Demographic problems will likely also arise in analysis that assumes that all age groups are fairly represented in social-media data. A recent study by the Pew Research Center (Washington, DC) found that although 86% of internet users ages 18 to 29 used social media, only 52% of users ages 50 to 64 did so; that figure dropped to just 32% for users older than age 65. The same study also noted that more female internet users than male internet users use social media (71% versus 62%) and that rural internet users are less likely to use social media than are urban users.
Another challenge to the integrity of social data is the rise of click farms—groups that create fake "likes" for comments posted on Facebook's (Menlo Park, California) social network, views of videos on YouTube's (a subsidiary of Google) website, and followers of posters on Twitter's social network.
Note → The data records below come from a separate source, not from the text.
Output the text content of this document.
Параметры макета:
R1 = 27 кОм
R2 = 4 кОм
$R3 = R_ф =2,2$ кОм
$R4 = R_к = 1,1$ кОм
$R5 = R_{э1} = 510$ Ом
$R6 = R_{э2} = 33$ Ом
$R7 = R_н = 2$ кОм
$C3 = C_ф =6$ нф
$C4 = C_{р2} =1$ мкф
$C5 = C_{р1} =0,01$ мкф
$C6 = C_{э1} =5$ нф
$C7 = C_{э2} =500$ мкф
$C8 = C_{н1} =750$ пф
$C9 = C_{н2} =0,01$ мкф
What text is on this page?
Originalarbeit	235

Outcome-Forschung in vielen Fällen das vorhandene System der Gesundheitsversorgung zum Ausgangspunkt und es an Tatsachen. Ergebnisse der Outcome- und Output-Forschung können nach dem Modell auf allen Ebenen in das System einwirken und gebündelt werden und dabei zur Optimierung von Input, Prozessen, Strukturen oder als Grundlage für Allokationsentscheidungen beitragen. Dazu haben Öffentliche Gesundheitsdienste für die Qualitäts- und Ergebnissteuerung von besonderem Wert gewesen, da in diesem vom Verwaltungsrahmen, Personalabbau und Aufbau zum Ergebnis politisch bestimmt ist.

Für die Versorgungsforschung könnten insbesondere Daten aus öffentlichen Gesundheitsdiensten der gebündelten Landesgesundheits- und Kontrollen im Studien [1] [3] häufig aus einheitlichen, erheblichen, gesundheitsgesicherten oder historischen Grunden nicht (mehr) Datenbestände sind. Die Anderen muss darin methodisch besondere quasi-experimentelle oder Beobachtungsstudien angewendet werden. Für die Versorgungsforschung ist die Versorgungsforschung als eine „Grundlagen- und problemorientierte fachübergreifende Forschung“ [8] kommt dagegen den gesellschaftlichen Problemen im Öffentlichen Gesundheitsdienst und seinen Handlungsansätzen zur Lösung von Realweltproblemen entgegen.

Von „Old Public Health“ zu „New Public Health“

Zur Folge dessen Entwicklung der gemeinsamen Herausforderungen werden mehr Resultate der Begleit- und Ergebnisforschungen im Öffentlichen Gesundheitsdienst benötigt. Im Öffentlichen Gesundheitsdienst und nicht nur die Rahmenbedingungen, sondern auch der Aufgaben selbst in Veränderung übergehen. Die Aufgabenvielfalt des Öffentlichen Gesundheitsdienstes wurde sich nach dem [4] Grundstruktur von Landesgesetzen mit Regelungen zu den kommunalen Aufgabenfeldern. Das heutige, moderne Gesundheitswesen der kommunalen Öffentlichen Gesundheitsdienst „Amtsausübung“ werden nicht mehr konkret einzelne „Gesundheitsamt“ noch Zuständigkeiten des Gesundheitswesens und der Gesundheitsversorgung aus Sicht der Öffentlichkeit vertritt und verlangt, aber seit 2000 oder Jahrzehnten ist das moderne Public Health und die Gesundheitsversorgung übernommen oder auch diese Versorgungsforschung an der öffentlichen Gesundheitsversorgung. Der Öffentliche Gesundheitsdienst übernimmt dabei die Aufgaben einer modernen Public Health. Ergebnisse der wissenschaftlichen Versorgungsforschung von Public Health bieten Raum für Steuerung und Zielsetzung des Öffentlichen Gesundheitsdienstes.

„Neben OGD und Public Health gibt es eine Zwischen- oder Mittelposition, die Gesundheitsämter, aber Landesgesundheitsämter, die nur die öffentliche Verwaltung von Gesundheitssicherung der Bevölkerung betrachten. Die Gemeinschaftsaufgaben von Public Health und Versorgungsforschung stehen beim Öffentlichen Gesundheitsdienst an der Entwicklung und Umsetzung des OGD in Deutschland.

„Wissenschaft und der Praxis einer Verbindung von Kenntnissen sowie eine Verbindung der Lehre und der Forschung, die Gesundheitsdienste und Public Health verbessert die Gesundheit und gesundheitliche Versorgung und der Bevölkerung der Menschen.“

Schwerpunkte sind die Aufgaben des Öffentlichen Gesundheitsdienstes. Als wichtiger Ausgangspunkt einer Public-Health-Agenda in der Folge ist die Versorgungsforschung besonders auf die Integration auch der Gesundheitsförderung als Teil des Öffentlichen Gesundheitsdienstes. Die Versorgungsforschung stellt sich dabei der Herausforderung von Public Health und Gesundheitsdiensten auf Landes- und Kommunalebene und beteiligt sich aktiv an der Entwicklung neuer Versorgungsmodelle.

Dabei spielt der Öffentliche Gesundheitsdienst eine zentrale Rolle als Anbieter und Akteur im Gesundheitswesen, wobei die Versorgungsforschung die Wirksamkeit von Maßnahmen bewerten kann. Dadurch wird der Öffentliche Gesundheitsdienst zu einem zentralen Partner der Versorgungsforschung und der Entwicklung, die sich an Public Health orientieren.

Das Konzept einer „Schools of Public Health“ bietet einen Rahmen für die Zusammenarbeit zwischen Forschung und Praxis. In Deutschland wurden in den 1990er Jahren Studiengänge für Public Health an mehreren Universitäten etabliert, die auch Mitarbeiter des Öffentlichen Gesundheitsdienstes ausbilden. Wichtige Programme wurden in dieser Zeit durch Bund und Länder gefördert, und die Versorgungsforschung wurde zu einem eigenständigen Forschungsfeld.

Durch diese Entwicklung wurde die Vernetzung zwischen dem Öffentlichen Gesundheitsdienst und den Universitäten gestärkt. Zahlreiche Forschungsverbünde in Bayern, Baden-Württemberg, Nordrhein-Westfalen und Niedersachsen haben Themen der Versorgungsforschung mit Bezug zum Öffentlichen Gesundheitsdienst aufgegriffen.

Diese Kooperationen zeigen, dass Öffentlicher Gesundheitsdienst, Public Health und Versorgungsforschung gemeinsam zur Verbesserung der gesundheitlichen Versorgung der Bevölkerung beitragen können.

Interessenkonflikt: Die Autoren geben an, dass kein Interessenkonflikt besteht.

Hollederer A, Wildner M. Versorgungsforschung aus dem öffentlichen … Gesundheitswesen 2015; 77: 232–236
An online casino that sublicensed the Monopoly brand from Hasbro (Pawtucket, Rhode Island) was among the companies that bought Facebook "likes."
Data ownership and the concentration of data among a small number of companies are also growing issues for users of search-engine and social data. As the value of search-engine and social data grows, these companies could gain data monopolies that give them an unfair advantage over competitors. Such companies may even require governments to prop them up in the event of a crisis. Jason Healey, director of the Atlantic Council's (Washington, DC) Cyber Statecraft Initiative, recently argued that the strategic importance of some IT companies could lead to a situation in which the companies become "too big too fail," as was the assessment of certain financial institutions by decision makers in 2008.
Governments are starting to see a need to help manage and maintain internet data. An ambitious British Library (London, England) project aims to archive copies of all 4.8 million websites on the United Kingdom's web domain. At Strategic Business Insights' recent Explorer workshop on big data in Washington, DC, participants from the US government discussed the need to preserve both commercially owned and public data (though legal and practical challenges exist in doing so).
Social and search-engine data are valuable resources, enabling an increasingly wide variety of applications. Although opportunities to create new products and services are plentiful, clear challenges also exist. Aside from hacking and fraud, the characteristics and behaviors of search-engine and social-media users can create spurious analysis. And the potential for data monopolies could damage free markets. Organizations should continue to exploit search-engine and social data but actively manage the risks that such exploitation creates.